= Scott continuity =

Definition of continuity for functions between posets

In mathematics, given two partially ordered sets P and Q, a function f: P → Q between them is Scott-continuous (named after the mathematician Dana Scott) if it preserves all directed suprema. That is, for every directed subset D of P with supremum in P, its image has a supremum in Q, and that supremum is the image of the supremum of D, i.e. ∐f[D] = f(∐D), where ∐ is the directed join. When Q is the poset of truth values, i.e. Sierpiński space, then Scott-continuous functions are characteristic functions of open sets, and thus Sierpiński space is the classifying space for open sets.

A subset U of a partially ordered set P is called Scott-open if it is an upper set and if it is inaccessible by directed joins, i.e. if all directed sets D with supremum in U have non-empty intersection with U. The Scott-open subsets of a partially ordered set P form a topology on P, the Scott topology. A function between partially ordered sets is Scott-continuous if and only if it is continuous with respect to the Scott topology.

The Scott topology was first defined by Dana Scott for complete lattices and later defined for arbitrary partially ordered sets.

Scott-continuous functions are used in the study of models for lambda calculi and the denotational semantics of computer programs.

==Properties==
A Scott-continuous function is always monotonic, meaning that if A ≤_{P} B for A, B ∈ P, then f(A) ≤_{Q} f(B).

A subset of a directed complete partial order is closed with respect to the Scott topology induced by the partial order if and only if it is a lower set and closed under suprema of directed subsets.

A directed complete partial order (dcpo) with the Scott topology is always a Kolmogorov space (i.e., it satisfies the T_{0} separation axiom). However, a dcpo with the Scott topology is a Hausdorff space if and only if the order is trivial. The Scott-open sets form a complete lattice when ordered by inclusion.
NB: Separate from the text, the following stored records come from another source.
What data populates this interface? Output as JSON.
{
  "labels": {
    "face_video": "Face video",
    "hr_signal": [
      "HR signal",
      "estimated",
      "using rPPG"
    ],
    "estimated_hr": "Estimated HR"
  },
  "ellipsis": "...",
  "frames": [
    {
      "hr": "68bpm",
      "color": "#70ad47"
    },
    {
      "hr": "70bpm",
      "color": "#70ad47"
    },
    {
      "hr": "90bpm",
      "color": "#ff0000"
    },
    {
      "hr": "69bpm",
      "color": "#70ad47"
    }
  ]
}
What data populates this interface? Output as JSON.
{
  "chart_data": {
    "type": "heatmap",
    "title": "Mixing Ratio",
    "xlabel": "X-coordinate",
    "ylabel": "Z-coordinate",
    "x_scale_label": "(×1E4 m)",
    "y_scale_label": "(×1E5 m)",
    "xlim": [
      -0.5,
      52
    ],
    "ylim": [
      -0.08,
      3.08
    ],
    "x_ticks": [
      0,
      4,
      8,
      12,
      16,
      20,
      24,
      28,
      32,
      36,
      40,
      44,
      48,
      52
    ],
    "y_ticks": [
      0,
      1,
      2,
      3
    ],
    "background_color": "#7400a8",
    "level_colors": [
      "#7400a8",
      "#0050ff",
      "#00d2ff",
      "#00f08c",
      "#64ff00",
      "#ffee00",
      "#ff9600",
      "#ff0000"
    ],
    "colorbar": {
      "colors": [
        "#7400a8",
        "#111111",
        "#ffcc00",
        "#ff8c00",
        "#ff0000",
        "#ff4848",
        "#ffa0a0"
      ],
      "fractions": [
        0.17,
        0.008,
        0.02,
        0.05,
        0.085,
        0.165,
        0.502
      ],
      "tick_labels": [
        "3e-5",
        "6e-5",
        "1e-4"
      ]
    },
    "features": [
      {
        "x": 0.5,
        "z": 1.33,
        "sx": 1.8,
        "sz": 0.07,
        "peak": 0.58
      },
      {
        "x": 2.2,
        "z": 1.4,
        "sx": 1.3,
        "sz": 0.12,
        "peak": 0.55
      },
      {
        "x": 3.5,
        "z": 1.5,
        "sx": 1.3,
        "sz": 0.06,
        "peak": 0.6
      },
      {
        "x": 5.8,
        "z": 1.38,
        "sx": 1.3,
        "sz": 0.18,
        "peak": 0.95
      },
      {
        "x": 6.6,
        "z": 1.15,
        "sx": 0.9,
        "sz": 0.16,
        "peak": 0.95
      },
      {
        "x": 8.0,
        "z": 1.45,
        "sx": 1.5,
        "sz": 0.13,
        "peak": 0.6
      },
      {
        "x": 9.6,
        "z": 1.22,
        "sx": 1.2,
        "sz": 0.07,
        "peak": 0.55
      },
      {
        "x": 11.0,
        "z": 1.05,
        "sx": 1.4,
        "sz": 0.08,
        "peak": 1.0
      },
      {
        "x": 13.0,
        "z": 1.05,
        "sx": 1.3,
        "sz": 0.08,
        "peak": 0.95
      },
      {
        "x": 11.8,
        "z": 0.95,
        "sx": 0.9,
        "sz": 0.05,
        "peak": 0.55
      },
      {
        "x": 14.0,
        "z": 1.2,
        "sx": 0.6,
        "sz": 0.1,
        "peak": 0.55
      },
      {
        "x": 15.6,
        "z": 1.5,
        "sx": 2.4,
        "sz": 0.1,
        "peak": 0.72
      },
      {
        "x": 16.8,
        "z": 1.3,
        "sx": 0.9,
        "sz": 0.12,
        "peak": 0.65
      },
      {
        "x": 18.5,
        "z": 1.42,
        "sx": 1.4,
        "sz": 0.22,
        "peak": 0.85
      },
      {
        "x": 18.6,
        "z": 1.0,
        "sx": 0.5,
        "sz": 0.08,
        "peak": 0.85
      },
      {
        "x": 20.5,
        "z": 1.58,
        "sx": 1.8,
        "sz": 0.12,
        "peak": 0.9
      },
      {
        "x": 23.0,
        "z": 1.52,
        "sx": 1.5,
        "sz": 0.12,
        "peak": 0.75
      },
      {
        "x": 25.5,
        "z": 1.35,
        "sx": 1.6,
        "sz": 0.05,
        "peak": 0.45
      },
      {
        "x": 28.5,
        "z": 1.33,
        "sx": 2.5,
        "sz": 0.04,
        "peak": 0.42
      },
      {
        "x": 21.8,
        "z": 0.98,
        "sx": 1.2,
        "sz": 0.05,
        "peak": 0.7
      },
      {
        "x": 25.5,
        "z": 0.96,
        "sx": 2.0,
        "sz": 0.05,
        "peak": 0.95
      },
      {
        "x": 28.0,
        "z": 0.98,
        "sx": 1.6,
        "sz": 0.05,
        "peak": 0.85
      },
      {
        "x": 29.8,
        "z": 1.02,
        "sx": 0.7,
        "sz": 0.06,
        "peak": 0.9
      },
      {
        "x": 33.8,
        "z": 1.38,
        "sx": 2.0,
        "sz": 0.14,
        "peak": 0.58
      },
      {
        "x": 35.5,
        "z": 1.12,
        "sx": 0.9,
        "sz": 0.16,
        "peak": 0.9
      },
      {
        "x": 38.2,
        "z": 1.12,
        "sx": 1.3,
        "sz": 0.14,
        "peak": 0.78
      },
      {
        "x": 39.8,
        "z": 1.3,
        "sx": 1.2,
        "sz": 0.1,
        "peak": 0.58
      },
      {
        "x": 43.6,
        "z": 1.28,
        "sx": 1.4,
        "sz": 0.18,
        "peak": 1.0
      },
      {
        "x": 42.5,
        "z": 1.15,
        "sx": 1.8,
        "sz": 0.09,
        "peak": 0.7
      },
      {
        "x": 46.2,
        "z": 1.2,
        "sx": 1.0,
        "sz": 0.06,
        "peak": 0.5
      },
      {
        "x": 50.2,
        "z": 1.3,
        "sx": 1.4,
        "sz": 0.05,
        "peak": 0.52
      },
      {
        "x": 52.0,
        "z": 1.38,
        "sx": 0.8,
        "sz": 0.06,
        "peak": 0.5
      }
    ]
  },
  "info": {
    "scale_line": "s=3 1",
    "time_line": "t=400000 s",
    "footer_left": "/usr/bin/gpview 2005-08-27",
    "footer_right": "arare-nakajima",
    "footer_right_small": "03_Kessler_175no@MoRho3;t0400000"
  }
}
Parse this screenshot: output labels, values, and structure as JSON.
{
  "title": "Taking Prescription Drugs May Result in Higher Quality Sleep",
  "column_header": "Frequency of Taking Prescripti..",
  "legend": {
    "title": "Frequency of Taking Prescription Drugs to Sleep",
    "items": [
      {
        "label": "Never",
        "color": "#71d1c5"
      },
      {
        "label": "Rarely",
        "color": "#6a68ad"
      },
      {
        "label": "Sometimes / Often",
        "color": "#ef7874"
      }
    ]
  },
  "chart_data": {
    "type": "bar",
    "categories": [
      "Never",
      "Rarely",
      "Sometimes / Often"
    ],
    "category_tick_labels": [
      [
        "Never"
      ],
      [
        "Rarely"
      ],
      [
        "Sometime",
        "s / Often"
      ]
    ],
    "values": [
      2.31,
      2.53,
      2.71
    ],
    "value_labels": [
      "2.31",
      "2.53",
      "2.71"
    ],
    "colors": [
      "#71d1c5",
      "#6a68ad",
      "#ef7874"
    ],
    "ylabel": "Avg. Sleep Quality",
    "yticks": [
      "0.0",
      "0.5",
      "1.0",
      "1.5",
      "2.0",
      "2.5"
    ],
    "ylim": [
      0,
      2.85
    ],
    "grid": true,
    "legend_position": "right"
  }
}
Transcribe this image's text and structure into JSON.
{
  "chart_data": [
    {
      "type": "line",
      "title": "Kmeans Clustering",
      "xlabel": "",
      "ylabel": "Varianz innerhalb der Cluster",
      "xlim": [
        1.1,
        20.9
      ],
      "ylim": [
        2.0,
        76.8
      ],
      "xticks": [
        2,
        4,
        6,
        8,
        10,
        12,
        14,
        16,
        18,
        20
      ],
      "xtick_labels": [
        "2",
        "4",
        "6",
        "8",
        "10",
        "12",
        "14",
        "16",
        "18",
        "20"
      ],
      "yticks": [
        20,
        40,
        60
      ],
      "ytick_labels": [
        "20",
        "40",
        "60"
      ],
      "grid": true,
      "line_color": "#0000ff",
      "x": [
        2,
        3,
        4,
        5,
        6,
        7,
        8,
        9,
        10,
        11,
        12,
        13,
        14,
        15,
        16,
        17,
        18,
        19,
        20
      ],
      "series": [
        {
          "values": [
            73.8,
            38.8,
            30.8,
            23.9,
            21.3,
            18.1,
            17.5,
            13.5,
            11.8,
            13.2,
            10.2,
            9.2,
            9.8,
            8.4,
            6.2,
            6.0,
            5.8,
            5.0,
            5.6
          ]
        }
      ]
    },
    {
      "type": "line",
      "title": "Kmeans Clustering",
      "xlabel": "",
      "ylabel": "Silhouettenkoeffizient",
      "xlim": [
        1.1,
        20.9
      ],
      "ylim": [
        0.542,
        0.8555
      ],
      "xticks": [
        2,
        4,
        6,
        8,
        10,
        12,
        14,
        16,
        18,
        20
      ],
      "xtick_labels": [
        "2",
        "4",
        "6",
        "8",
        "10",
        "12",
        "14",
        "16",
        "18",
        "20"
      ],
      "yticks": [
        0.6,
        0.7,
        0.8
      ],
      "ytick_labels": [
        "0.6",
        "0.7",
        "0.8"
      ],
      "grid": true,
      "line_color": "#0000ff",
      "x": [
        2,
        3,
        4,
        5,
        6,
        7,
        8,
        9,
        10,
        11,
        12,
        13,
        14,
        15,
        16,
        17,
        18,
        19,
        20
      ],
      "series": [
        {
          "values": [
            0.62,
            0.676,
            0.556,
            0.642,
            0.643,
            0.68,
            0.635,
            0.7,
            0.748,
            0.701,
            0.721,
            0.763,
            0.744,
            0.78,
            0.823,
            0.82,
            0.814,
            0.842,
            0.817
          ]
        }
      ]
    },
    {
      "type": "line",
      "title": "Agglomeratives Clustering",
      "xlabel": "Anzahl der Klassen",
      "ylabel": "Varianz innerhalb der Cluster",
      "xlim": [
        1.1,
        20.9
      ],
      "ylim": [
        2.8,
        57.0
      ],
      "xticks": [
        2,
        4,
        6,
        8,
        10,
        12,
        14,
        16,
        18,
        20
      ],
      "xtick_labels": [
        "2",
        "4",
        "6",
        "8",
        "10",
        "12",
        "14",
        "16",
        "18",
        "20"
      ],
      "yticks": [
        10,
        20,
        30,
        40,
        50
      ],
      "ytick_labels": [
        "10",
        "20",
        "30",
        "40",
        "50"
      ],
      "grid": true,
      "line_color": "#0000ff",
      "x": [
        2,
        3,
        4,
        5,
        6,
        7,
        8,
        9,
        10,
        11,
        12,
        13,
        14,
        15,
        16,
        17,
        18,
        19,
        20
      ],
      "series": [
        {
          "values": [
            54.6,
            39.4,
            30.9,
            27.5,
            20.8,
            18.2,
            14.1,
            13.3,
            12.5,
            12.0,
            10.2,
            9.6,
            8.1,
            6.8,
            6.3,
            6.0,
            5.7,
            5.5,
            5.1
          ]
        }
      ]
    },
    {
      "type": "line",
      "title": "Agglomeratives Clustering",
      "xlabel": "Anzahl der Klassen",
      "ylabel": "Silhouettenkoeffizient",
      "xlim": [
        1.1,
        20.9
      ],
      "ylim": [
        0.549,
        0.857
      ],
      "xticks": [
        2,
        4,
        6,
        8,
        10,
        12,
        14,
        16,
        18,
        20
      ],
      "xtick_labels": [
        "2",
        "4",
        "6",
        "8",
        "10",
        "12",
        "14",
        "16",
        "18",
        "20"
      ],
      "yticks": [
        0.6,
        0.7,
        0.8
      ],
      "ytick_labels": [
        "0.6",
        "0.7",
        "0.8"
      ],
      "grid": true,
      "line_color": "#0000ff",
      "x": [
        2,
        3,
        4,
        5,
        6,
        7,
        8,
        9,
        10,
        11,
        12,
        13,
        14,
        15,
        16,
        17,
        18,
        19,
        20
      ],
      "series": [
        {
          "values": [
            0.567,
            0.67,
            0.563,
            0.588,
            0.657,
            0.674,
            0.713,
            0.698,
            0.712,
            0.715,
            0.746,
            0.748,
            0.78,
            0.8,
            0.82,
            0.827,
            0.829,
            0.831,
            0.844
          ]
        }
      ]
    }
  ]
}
For any Kolmogorov space, the topology induces an order relation on that space, the specialization order: x ≤ y if and only if every open neighbourhood of x is also an open neighbourhood of y. The order relation of a dcpo D can be reconstructed from the Scott-open sets as the specialization order induced by the Scott topology. However, a dcpo equipped with the Scott topology need not be sober: the specialization order induced by the topology of a sober space makes that space into a dcpo, but the Scott topology derived from this order is finer than the original topology.

==Examples==
The open sets in a given topological space when ordered by inclusion form a lattice on which the Scott topology can be defined. A subset X of a topological space T is compact with respect to the topology on T (in the sense that every open cover of X contains a finite subcover of X) if and only if the set of open neighbourhoods of X is open with respect to the Scott topology.

For CPO, the cartesian closed category of dcpo's, two particularly notable examples of Scott-continuous functions are curry and apply.

Nuel Belnap used Scott continuity to extend logical connectives to a four-valued logic.